Sunday, February 28, 2016

Jane Steele

Five stars aren't enough--can I borrow some from elsewhere?  Eight, ten stars, a dozen or more; Lyndsay Faye's Jane Steele was so much fun.

So, the blurb I first read on Netgalley sells it as Jane Eyre meets Dexter, and while I only know the basics about Dexter, this both drew me in and made me skeptical.  The first couple of pages had me a bit worried, too, because the narrator talks about how she became a murderer early in life, and about her vile nature. But at that point, I had a review copy in hand, so I plunged boldly ahead.

Now, I'm all about a good antihero, but I also tend to think a lot about collateral damage in my media.  One of the things I loved about Daredevil and Jessica Jones is how it deals with the fallout of all the big battles from The Avengers.  One of the things that bugs me about a lot of fanfiction is how it glosses over how truly cruel and damaging the much-loved bad guys are when it wants them to get with our favorite love interests.  They're bad guys because they hurt people, and often don't regret it; I can enjoy them as characters without wanting them to get their way.

So I was worried from the beginning about whether I was going to like Jane Steele, but oh, Reader, did I ever.  It's true that Jane kills a number of people, but she is not a sociopath into whose head you're trying to see--she is a human being who is often in untenable situations, in a world where she has little recourse.  This is exactly the kind of moral complexity I love in a story.
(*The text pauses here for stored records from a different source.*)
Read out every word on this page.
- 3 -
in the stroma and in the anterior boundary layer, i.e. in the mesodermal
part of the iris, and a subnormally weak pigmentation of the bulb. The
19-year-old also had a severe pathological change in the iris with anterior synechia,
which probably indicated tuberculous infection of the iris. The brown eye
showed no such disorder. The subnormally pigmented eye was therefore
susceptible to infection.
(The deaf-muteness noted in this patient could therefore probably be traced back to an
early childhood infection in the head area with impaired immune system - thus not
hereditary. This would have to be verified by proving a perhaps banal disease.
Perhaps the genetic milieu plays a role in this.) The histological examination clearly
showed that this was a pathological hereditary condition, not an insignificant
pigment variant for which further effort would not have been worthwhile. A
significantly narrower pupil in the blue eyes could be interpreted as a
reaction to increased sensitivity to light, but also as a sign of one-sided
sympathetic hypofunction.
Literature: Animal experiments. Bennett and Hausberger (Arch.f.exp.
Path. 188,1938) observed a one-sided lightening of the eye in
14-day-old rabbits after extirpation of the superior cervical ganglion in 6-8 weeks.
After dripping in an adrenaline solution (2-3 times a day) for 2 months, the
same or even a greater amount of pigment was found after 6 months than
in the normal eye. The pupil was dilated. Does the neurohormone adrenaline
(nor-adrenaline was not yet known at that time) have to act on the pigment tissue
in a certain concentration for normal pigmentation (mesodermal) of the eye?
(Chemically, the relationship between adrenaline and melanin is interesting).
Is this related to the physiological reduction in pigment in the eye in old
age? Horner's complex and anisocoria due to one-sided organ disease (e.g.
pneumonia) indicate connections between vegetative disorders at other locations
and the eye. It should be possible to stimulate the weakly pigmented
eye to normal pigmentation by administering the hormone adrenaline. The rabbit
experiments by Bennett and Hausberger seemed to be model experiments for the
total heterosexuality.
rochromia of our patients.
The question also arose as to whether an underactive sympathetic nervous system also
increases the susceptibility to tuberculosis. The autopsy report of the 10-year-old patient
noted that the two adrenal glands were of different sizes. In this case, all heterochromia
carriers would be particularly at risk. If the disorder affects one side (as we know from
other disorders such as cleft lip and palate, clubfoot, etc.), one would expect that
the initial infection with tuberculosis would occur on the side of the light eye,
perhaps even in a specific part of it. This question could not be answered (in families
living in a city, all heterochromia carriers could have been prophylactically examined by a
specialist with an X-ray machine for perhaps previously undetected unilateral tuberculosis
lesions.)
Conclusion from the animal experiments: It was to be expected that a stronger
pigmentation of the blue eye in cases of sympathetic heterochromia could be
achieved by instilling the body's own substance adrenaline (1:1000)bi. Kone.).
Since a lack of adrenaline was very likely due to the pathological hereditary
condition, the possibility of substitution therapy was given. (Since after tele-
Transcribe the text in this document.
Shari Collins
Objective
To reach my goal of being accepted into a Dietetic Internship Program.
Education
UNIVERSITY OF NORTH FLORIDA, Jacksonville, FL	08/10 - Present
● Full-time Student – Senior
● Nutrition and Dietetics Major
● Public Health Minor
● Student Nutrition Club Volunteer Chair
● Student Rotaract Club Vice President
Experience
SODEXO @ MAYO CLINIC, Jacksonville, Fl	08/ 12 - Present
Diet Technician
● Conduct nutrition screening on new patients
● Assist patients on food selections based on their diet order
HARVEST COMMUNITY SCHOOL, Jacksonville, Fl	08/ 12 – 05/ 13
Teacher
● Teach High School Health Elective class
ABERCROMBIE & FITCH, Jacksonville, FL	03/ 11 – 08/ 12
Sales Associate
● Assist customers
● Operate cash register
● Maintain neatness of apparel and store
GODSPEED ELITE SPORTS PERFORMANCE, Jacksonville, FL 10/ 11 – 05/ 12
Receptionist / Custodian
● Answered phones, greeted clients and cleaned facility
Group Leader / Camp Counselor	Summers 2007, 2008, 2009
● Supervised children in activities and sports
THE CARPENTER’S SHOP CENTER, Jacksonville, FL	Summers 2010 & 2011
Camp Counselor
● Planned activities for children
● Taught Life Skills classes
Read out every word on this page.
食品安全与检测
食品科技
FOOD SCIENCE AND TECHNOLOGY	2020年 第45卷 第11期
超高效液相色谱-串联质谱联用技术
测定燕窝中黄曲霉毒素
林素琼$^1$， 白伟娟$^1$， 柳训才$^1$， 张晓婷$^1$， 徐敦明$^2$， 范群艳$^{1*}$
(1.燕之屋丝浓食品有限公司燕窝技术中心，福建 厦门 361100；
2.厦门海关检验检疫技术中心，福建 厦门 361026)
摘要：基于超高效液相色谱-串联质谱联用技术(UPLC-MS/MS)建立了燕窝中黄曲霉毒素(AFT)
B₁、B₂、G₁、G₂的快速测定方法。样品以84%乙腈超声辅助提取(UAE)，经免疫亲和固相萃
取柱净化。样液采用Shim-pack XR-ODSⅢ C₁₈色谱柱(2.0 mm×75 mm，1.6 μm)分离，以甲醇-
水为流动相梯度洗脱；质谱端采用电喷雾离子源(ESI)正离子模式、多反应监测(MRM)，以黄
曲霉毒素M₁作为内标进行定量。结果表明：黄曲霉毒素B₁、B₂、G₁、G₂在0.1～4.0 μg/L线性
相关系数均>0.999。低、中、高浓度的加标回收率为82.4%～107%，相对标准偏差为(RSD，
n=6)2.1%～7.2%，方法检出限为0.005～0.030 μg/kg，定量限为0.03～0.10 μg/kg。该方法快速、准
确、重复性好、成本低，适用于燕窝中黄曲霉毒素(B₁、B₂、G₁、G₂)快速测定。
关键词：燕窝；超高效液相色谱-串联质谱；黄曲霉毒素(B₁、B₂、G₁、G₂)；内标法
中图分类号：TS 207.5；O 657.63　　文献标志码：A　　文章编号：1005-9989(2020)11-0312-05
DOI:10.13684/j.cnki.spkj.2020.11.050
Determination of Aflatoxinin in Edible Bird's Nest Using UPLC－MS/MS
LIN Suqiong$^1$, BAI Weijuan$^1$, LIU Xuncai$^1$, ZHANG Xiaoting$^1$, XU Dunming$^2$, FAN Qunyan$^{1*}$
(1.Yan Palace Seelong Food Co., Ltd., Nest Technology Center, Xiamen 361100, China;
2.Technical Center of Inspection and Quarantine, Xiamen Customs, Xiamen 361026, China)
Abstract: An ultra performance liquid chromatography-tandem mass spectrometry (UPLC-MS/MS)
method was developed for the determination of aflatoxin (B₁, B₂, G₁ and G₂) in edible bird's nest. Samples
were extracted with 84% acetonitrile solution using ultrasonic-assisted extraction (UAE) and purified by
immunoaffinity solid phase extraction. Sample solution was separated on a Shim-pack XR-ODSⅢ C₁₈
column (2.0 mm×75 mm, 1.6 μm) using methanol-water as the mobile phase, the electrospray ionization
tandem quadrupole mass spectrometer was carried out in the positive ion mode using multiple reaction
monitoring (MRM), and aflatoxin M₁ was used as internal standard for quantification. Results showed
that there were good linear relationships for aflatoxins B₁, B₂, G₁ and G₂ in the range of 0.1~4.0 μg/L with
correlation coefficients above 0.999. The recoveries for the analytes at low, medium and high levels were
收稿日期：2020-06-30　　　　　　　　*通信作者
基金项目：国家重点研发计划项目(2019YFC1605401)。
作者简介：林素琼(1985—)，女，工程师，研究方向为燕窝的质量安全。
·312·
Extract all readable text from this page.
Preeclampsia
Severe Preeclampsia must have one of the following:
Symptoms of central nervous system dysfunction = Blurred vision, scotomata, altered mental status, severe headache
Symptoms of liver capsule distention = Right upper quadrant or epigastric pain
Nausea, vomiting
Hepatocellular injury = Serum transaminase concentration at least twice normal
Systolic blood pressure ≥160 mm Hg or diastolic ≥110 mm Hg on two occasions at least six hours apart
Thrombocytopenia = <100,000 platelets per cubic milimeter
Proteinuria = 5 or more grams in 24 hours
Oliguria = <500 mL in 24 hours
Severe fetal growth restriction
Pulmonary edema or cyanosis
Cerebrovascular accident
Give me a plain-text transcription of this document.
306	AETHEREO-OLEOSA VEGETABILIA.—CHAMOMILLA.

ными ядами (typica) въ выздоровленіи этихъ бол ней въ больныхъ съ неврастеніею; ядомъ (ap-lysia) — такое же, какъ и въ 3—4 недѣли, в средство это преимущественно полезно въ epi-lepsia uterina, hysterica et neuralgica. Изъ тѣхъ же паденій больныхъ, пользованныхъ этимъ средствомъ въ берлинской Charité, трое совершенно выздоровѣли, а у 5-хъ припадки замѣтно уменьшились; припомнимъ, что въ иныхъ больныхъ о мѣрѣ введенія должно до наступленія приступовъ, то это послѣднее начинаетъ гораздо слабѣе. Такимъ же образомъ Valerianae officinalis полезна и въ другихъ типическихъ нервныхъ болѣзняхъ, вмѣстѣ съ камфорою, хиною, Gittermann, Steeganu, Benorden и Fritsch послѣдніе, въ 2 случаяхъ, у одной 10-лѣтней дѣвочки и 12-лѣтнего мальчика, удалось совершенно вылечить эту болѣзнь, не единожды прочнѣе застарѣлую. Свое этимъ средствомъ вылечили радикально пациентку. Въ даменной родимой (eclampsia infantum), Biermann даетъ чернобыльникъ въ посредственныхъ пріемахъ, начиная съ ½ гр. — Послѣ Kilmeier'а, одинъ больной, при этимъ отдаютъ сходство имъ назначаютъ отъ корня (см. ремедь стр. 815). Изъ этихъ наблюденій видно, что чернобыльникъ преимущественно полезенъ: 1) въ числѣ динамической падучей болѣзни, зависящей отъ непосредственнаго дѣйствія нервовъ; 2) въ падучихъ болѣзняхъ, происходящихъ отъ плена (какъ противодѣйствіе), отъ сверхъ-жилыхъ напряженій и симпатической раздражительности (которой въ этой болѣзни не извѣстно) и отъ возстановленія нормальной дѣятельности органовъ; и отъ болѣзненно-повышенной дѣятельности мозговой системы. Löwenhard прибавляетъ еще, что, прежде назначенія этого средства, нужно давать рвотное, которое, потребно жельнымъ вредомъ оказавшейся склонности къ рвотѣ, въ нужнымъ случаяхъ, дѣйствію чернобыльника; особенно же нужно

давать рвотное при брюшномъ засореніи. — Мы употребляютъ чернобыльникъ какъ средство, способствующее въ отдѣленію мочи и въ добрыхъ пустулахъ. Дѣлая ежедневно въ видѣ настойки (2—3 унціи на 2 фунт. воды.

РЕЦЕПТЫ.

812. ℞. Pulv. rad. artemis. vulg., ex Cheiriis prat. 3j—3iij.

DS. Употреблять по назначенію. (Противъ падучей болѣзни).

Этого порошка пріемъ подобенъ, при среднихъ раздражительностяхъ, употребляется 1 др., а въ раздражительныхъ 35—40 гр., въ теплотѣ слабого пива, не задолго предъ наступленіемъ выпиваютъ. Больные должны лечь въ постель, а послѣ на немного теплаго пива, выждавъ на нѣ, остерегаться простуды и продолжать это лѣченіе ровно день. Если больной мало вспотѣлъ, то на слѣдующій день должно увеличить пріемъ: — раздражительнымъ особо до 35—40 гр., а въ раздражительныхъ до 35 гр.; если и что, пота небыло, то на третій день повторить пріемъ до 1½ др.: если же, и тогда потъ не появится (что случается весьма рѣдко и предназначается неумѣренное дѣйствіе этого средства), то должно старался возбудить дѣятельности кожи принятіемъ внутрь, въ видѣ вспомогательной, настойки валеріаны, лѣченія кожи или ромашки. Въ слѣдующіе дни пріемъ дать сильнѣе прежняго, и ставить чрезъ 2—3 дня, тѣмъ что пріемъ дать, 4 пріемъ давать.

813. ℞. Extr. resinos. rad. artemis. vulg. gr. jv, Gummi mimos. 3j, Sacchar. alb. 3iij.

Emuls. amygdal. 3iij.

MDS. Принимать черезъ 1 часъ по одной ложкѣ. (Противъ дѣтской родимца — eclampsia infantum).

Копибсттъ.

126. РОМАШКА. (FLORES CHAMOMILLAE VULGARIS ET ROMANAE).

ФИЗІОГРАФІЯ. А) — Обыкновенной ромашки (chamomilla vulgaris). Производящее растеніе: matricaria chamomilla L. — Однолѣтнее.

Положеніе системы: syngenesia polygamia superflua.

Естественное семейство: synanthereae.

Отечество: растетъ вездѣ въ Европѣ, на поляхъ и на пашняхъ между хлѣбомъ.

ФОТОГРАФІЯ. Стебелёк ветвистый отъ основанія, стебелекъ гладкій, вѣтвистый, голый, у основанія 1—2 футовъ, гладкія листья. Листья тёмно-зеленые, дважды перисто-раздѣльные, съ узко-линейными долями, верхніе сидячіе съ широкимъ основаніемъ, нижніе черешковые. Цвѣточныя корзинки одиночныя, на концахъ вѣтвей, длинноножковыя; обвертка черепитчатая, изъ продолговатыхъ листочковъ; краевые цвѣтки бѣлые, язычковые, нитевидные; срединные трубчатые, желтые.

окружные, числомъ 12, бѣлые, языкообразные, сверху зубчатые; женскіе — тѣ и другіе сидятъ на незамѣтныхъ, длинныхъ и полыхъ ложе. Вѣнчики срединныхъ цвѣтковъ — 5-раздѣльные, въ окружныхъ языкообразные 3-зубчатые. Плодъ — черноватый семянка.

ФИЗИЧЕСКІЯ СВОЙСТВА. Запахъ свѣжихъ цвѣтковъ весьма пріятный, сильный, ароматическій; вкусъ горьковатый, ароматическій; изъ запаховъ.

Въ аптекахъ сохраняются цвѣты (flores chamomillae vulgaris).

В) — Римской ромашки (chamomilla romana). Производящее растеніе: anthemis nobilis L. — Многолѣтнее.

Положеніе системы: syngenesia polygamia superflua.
If you wrote a very rough outline of the plot of the book Jane Eyre, you would have the bones of this story--brought up in a house where she is the unwanted cousin/niece, sent away to a terrible school, left with few options in life and fending for herself, taking a job as a governess in a house with a gruff, socially odd master...well, you see. 

But you only have to take a small step closer before the details change dramatically.  Jane is clever and practical, and she has her own strict code of ethics, even while she understands that by the morals of society, she is evil.  And on some level she believes herself so; this tension is one of my favorite parts of the book. 

There is lots of other tension, too.  The author does a marvelous job of teasing each twist, pointing out just where she should have let well enough alone, or enjoyed herself while she could.  Sometimes that kind of flourish bothers me, but here I had enough trust early enough that this just kept me running for the next of fate's cruel tricks.

Our heroine is also, in a rather charming twist, a huge fan of the novel Jane Eyre, which has just been published. She sees the parallels and chuckles over them, especially when Miss Eyre has an easier time of things than Miss Steele ever did.

When Jane finally meets Charles Thornfield (our cleverly-named Mr. Rochester stand-in, who is much less creepy and condescending than the actual Mr. Rochester), the plot becomes more concentrated, and the backstory of the other characters--all circling around the Sikh Rebellion and the wars in the Punjab in the mid 19th century--becomes the driving force of the plot.  By this point, though, Jane's heart belongs very straightforwardly where she's given it, and we are following her wherever she takes us.

And everywhere she goes is delightful indeed.  I love her clever pragmatism, I love her grit and fire, and I love how she believes herself to be bad but still finds herself doing good, almost without believing it.  This book was an absolute pleasure to read, and I've already added Lyndsay Faye's previous books to my to-read list.  You should absolutely read this book.